This morning, I came across an interesting article in ScienceDaily which talked about recent research showing that:
Mice with many of the pathologies of Alzheimer’s Disease showed fewer signs of the disease when given a protein-restricted diet supplemented with specific amino acids every other week for four months.
So what exactly does this mean? Here’s the best I could do to pull out the easy to understand parts of the article:
Dietary protein is the major dietary regulator of a growth hormone known as IGF-1, which has been associated with aging and diseases in mice and several diseases in older adults.
“We had previously shown that humans deficient in Growth Hormone receptor and IGF-I displayed reduced incidence of cancer and diabetes. Although the new study is in mice, it raises the possibility that low protein intake and low IGF-I may also protect from age-dependent neurodegeneration,” said [USC Professor Valter] Longo, who directs the Longevity Institute of the USC Davis School of Gerontology and has a joint appointment the USC Dornsife College of Letters, Arts and Sciences.
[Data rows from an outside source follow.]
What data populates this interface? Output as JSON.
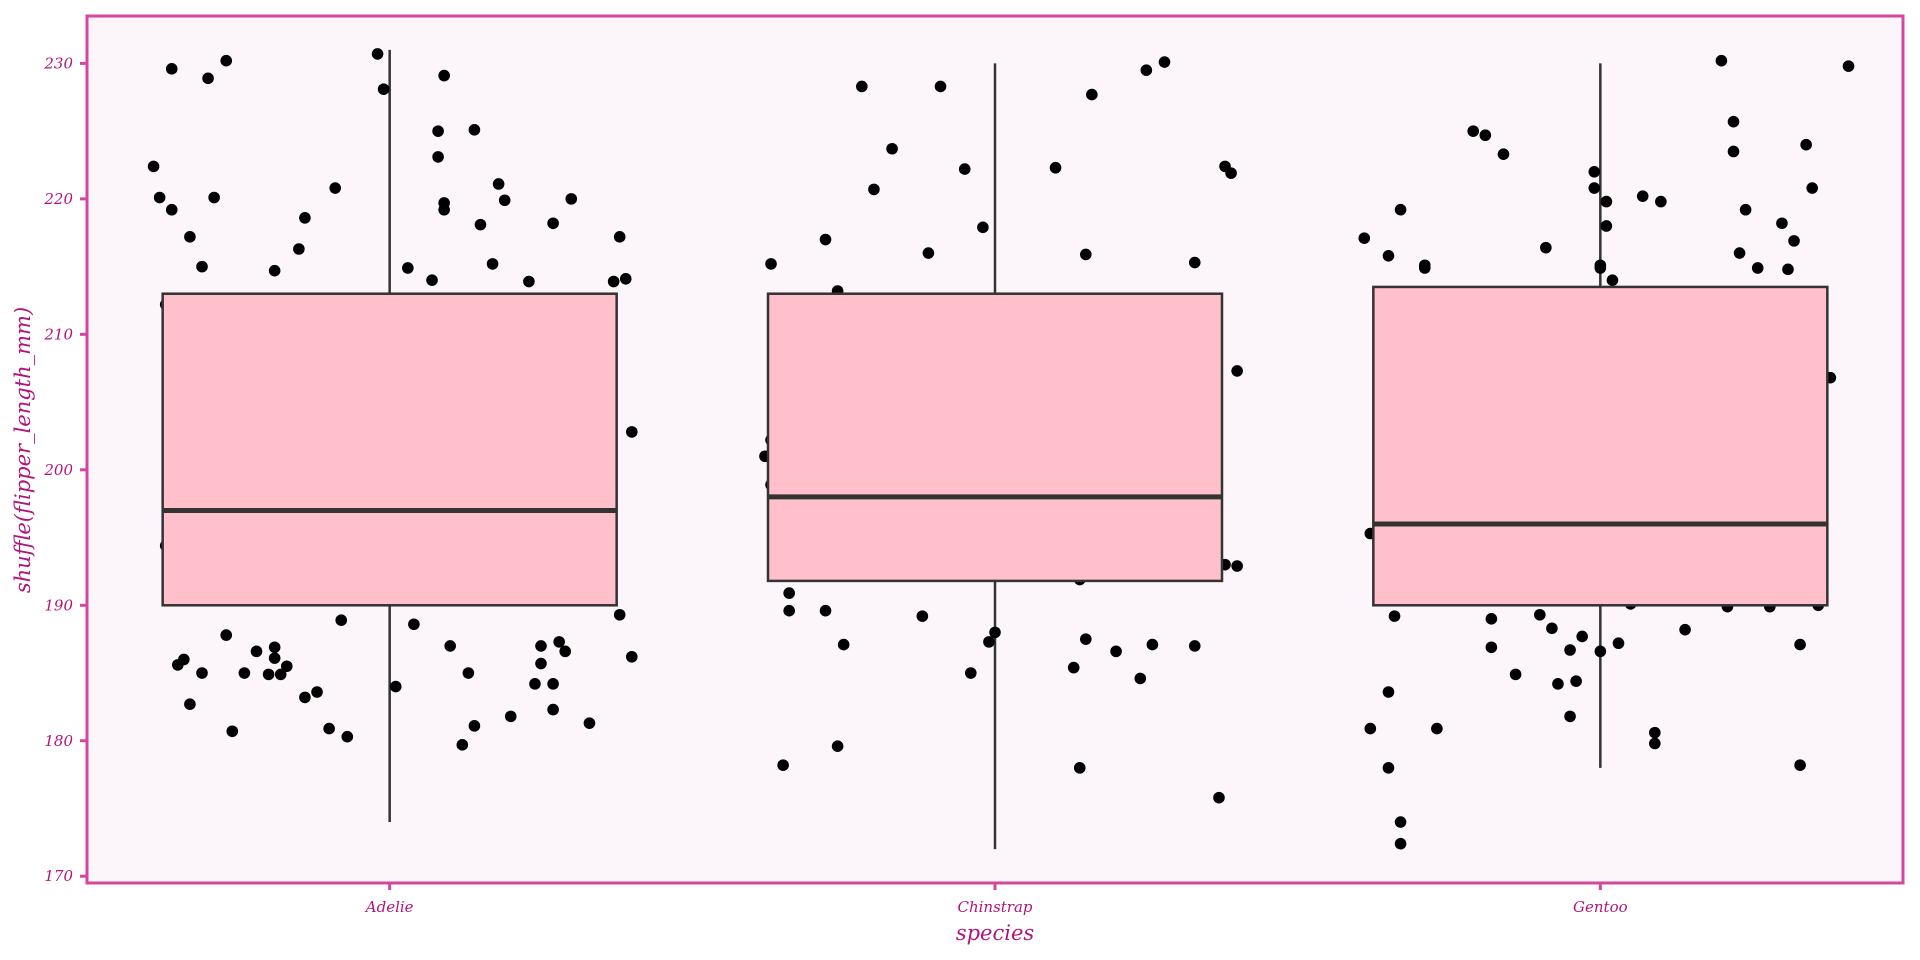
{
  "chart_data": {
    "type": "boxplot",
    "title": "",
    "xlabel": "species",
    "ylabel": "shuffle(flipper_length_mm)",
    "categories": [
      "Adelie",
      "Chinstrap",
      "Gentoo"
    ],
    "ylim": [
      169.5,
      233.5
    ],
    "yticks": [
      170,
      180,
      190,
      200,
      210,
      220,
      230
    ],
    "grid": false,
    "legend": "none",
    "colors": {
      "box_fill": "#ffc0cb",
      "box_stroke": "#333333",
      "point": "#000000",
      "panel_bg": "#fcf5fa",
      "panel_border": "#d4479e",
      "text": "#b0157a"
    },
    "boxes": [
      {
        "category": "Adelie",
        "whisker_low": 174,
        "q1": 190,
        "median": 197,
        "q3": 213,
        "whisker_high": 231
      },
      {
        "category": "Chinstrap",
        "whisker_low": 172,
        "q1": 191.8,
        "median": 198,
        "q3": 213,
        "whisker_high": 230
      },
      {
        "category": "Gentoo",
        "whisker_low": 178,
        "q1": 190,
        "median": 196,
        "q3": 213.5,
        "whisker_high": 230
      }
    ],
    "points": {
      "Adelie": [
        [
          -0.39,
          222.4
        ],
        [
          -0.38,
          220.1
        ],
        [
          -0.37,
          194.4
        ],
        [
          -0.37,
          212.2
        ],
        [
          -0.36,
          229.6
        ],
        [
          -0.36,
          219.2
        ],
        [
          -0.35,
          185.6
        ],
        [
          -0.34,
          186.0
        ],
        [
          -0.33,
          182.7
        ],
        [
          -0.33,
          217.2
        ],
        [
          -0.31,
          185.0
        ],
        [
          -0.31,
          215.0
        ],
        [
          -0.3,
          228.9
        ],
        [
          -0.29,
          220.1
        ],
        [
          -0.27,
          187.8
        ],
        [
          -0.27,
          230.2
        ],
        [
          -0.26,
          180.7
        ],
        [
          -0.24,
          185.0
        ],
        [
          -0.22,
          186.6
        ],
        [
          -0.2,
          184.9
        ],
        [
          -0.19,
          214.7
        ],
        [
          -0.19,
          186.1
        ],
        [
          -0.19,
          186.9
        ],
        [
          -0.18,
          184.9
        ],
        [
          -0.17,
          185.5
        ],
        [
          -0.15,
          216.3
        ],
        [
          -0.14,
          218.6
        ],
        [
          -0.14,
          183.2
        ],
        [
          -0.12,
          183.6
        ],
        [
          -0.1,
          180.9
        ],
        [
          -0.09,
          220.8
        ],
        [
          -0.08,
          188.9
        ],
        [
          -0.07,
          180.3
        ],
        [
          -0.02,
          230.7
        ],
        [
          -0.01,
          228.1
        ],
        [
          0.01,
          184.0
        ],
        [
          0.03,
          214.9
        ],
        [
          0.04,
          188.6
        ],
        [
          0.07,
          214.0
        ],
        [
          0.08,
          225.0
        ],
        [
          0.08,
          223.1
        ],
        [
          0.09,
          229.1
        ],
        [
          0.09,
          219.2
        ],
        [
          0.09,
          219.7
        ],
        [
          0.1,
          187.0
        ],
        [
          0.12,
          179.7
        ],
        [
          0.13,
          185.0
        ],
        [
          0.14,
          225.1
        ],
        [
          0.14,
          181.1
        ],
        [
          0.15,
          218.1
        ],
        [
          0.17,
          215.2
        ],
        [
          0.18,
          221.1
        ],
        [
          0.19,
          219.9
        ],
        [
          0.2,
          181.8
        ],
        [
          0.23,
          213.9
        ],
        [
          0.24,
          184.2
        ],
        [
          0.25,
          187.0
        ],
        [
          0.25,
          185.7
        ],
        [
          0.27,
          218.2
        ],
        [
          0.27,
          182.3
        ],
        [
          0.27,
          184.2
        ],
        [
          0.28,
          187.3
        ],
        [
          0.29,
          186.6
        ],
        [
          0.3,
          220.0
        ],
        [
          0.33,
          181.3
        ],
        [
          0.37,
          213.9
        ],
        [
          0.38,
          217.2
        ],
        [
          0.38,
          189.3
        ],
        [
          0.39,
          214.1
        ],
        [
          0.4,
          202.8
        ],
        [
          0.4,
          186.2
        ]
      ],
      "Chinstrap": [
        [
          -0.38,
          201.0
        ],
        [
          -0.37,
          215.2
        ],
        [
          -0.37,
          202.2
        ],
        [
          -0.37,
          198.9
        ],
        [
          -0.35,
          178.2
        ],
        [
          -0.34,
          189.6
        ],
        [
          -0.34,
          190.9
        ],
        [
          -0.28,
          217.0
        ],
        [
          -0.28,
          189.6
        ],
        [
          -0.26,
          213.2
        ],
        [
          -0.25,
          187.1
        ],
        [
          -0.26,
          179.6
        ],
        [
          -0.22,
          228.3
        ],
        [
          -0.2,
          220.7
        ],
        [
          -0.17,
          223.7
        ],
        [
          -0.12,
          189.2
        ],
        [
          -0.11,
          216.0
        ],
        [
          -0.09,
          228.3
        ],
        [
          -0.05,
          222.2
        ],
        [
          -0.04,
          185.0
        ],
        [
          -0.02,
          217.9
        ],
        [
          -0.01,
          187.3
        ],
        [
          0.0,
          188.0
        ],
        [
          0.1,
          222.3
        ],
        [
          0.13,
          185.4
        ],
        [
          0.14,
          178.0
        ],
        [
          0.14,
          191.9
        ],
        [
          0.15,
          187.5
        ],
        [
          0.15,
          215.9
        ],
        [
          0.16,
          227.7
        ],
        [
          0.2,
          186.6
        ],
        [
          0.24,
          184.6
        ],
        [
          0.25,
          229.5
        ],
        [
          0.26,
          187.1
        ],
        [
          0.28,
          230.1
        ],
        [
          0.33,
          215.3
        ],
        [
          0.33,
          187.0
        ],
        [
          0.37,
          175.8
        ],
        [
          0.38,
          222.4
        ],
        [
          0.38,
          193.0
        ],
        [
          0.39,
          221.9
        ],
        [
          0.4,
          207.3
        ],
        [
          0.4,
          192.9
        ]
      ],
      "Gentoo": [
        [
          -0.39,
          217.1
        ],
        [
          -0.38,
          195.3
        ],
        [
          -0.38,
          180.9
        ],
        [
          -0.35,
          183.6
        ],
        [
          -0.35,
          178.0
        ],
        [
          -0.35,
          215.8
        ],
        [
          -0.34,
          189.2
        ],
        [
          -0.33,
          219.2
        ],
        [
          -0.33,
          174.0
        ],
        [
          -0.33,
          172.4
        ],
        [
          -0.29,
          214.9
        ],
        [
          -0.29,
          215.1
        ],
        [
          -0.27,
          180.9
        ],
        [
          -0.21,
          225.0
        ],
        [
          -0.19,
          224.7
        ],
        [
          -0.18,
          186.9
        ],
        [
          -0.18,
          189.0
        ],
        [
          -0.16,
          223.3
        ],
        [
          -0.14,
          184.9
        ],
        [
          -0.1,
          189.3
        ],
        [
          -0.09,
          216.4
        ],
        [
          -0.08,
          188.3
        ],
        [
          -0.07,
          184.2
        ],
        [
          -0.05,
          186.7
        ],
        [
          -0.05,
          181.8
        ],
        [
          -0.04,
          184.4
        ],
        [
          -0.03,
          187.7
        ],
        [
          -0.01,
          222.0
        ],
        [
          -0.01,
          220.8
        ],
        [
          0.0,
          215.1
        ],
        [
          0.0,
          186.6
        ],
        [
          0.0,
          214.9
        ],
        [
          0.01,
          218.0
        ],
        [
          0.01,
          219.8
        ],
        [
          0.02,
          214.0
        ],
        [
          0.03,
          187.2
        ],
        [
          0.05,
          190.1
        ],
        [
          0.07,
          220.2
        ],
        [
          0.09,
          179.8
        ],
        [
          0.09,
          180.6
        ],
        [
          0.1,
          219.8
        ],
        [
          0.14,
          188.2
        ],
        [
          0.2,
          230.2
        ],
        [
          0.21,
          189.9
        ],
        [
          0.22,
          223.5
        ],
        [
          0.22,
          225.7
        ],
        [
          0.23,
          216.0
        ],
        [
          0.24,
          219.2
        ],
        [
          0.26,
          214.9
        ],
        [
          0.28,
          189.9
        ],
        [
          0.3,
          218.2
        ],
        [
          0.31,
          214.8
        ],
        [
          0.32,
          216.9
        ],
        [
          0.33,
          187.1
        ],
        [
          0.33,
          178.2
        ],
        [
          0.34,
          224.0
        ],
        [
          0.35,
          220.8
        ],
        [
          0.36,
          190.0
        ],
        [
          0.38,
          206.8
        ],
        [
          0.41,
          229.8
        ]
      ]
    }
  }
}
(Click here to read the entire article at ScienceDaily)
I think the findings are somewhat corollary to research done on the the Ketogenic Diet, a diet in which carbohydrates are restricted and the body burns ketones from dietary fat for energy. In the Ketogenic Diet, most of the calories people consume are from fat, with moderate calories from proteins and minimal calories from carbs, and studies have shown that it can help to improve symptoms in Alzheimer’s patients. Again, corollary, not one in the same.
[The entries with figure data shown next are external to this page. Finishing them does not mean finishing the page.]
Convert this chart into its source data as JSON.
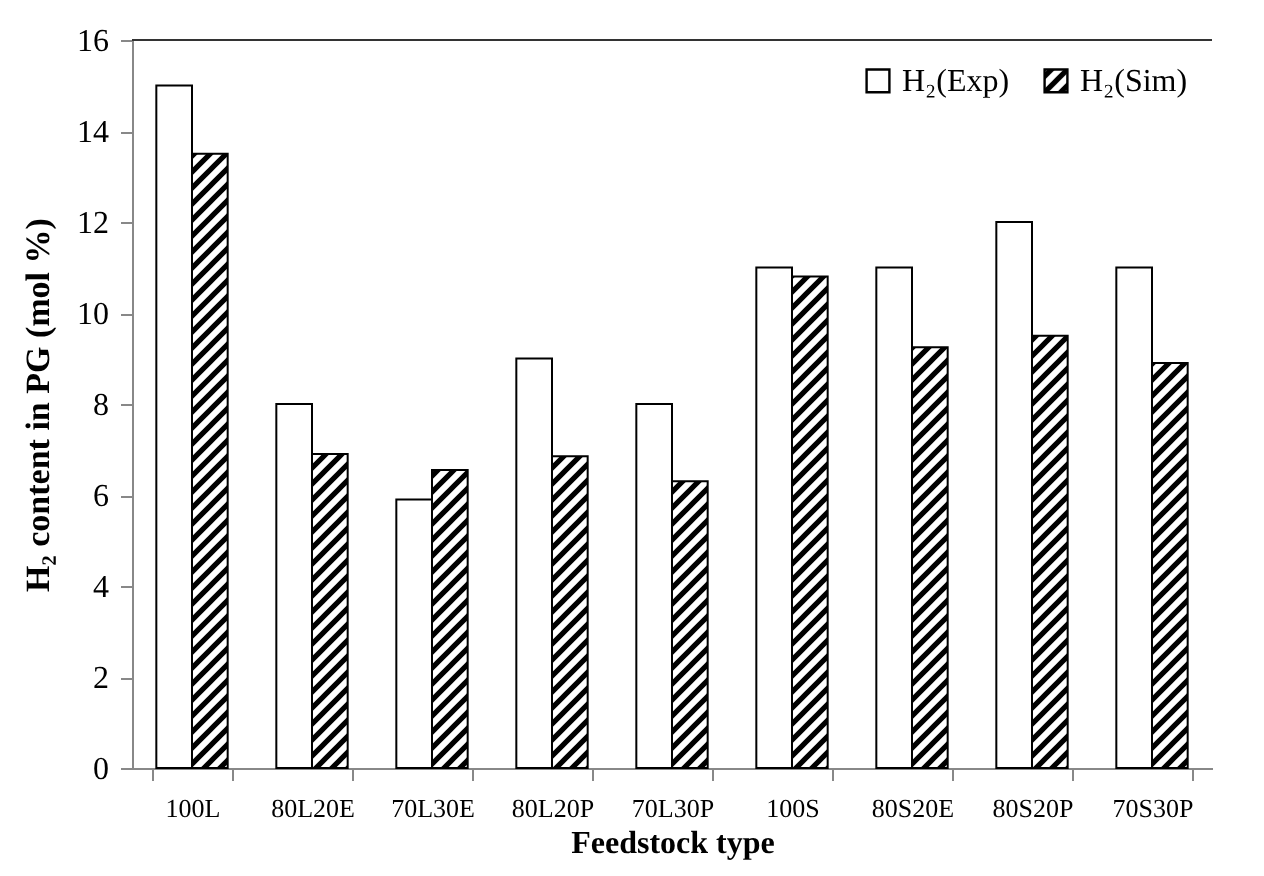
{
  "chart_data": {
    "type": "bar",
    "xlabel": "Feedstock type",
    "ylabel": "H₂ content in PG (mol %)",
    "categories": [
      "100L",
      "80L20E",
      "70L30E",
      "80L20P",
      "70L30P",
      "100S",
      "80S20E",
      "80S20P",
      "70S30P"
    ],
    "series": [
      {
        "name": "H₂(Exp)",
        "color": "#ffffff",
        "values": [
          15,
          8,
          5.9,
          9,
          8,
          11,
          11,
          12,
          11
        ]
      },
      {
        "name": "H₂(Sim)",
        "color": "#000000",
        "values": [
          13.5,
          6.9,
          6.55,
          6.85,
          6.3,
          10.8,
          9.25,
          9.5,
          8.9
        ]
      }
    ],
    "ylim": [
      0,
      16
    ],
    "yticks": [
      0,
      2,
      4,
      6,
      8,
      10,
      12,
      14,
      16
    ],
    "grid": false,
    "legend": "top right"
  }
}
I think this is really interesting stuff, to some degree because I’m a nerd, in large part because I’m deathly afraid of getting Alzheimer’s when I age, but mainly because non-Paleo people will likely point to research like this to try to debunk Paleo as healthy eating.
What I mean by the last statement is that a vast majority of people who know very little about the Paleo diet assume that it’s nothing but a carnivorous diet in that we just eat meat with a little bit of vegetables as garnishments. This simply is not the case.
Furthermore, personally, as I continue down my “Paleo journey,” I’m starting to believe that we might not need to have animal-based protein every day, or, at the very least, not with every meal. Before you go all Primal on me, let me explain myself:
If I think about it in purely the hunter-gatherer sense, it’s hard for me to believe that the hunters:
- Went out and hunted every single day.
- Were successful every time they hunted.
Yes, I’m sure they did eat their fair share of meat when it was available, but surely there were times when either game was not plentiful or, for whatever reason, they couldn’t catch their prey. Sine they didn’t drop dead, my educated guess would have to be that they were able to consume plenty of other foods to keep them going until their next successful hunt.
That’s just my two cents, and is my explanation for why I have tried to cut back large sources of animal-based protein to no more than two meals per day.
(PLEASE NOTE – as I’ve stated many times on this site, I believe “eating Paleo” means you’re following a template, so this is just an experiment I’m doing. Maybe it’ll stick, maybe it won’t. But, at the very least, it’s worth trying.)
What are your thoughts on this? Do you think this research has any merit? Do you think we should base our meals around a healthy animal-based protein source? Leave your comment below and share with the community!










I think you’re probably right that our ancestors did not eat animal protein every day, or certainly not large quantities of it. I have a condition where my body doesn’t metabolize non-heme iron, so I have to eat a certain amount of meat on a regular basis or risk becoming anemic, but I really don’t eat any more animal protein since adopting the paleo diet than I did before. I haven’t substituted animal products for grain, I’ve substituted vegetables for grain.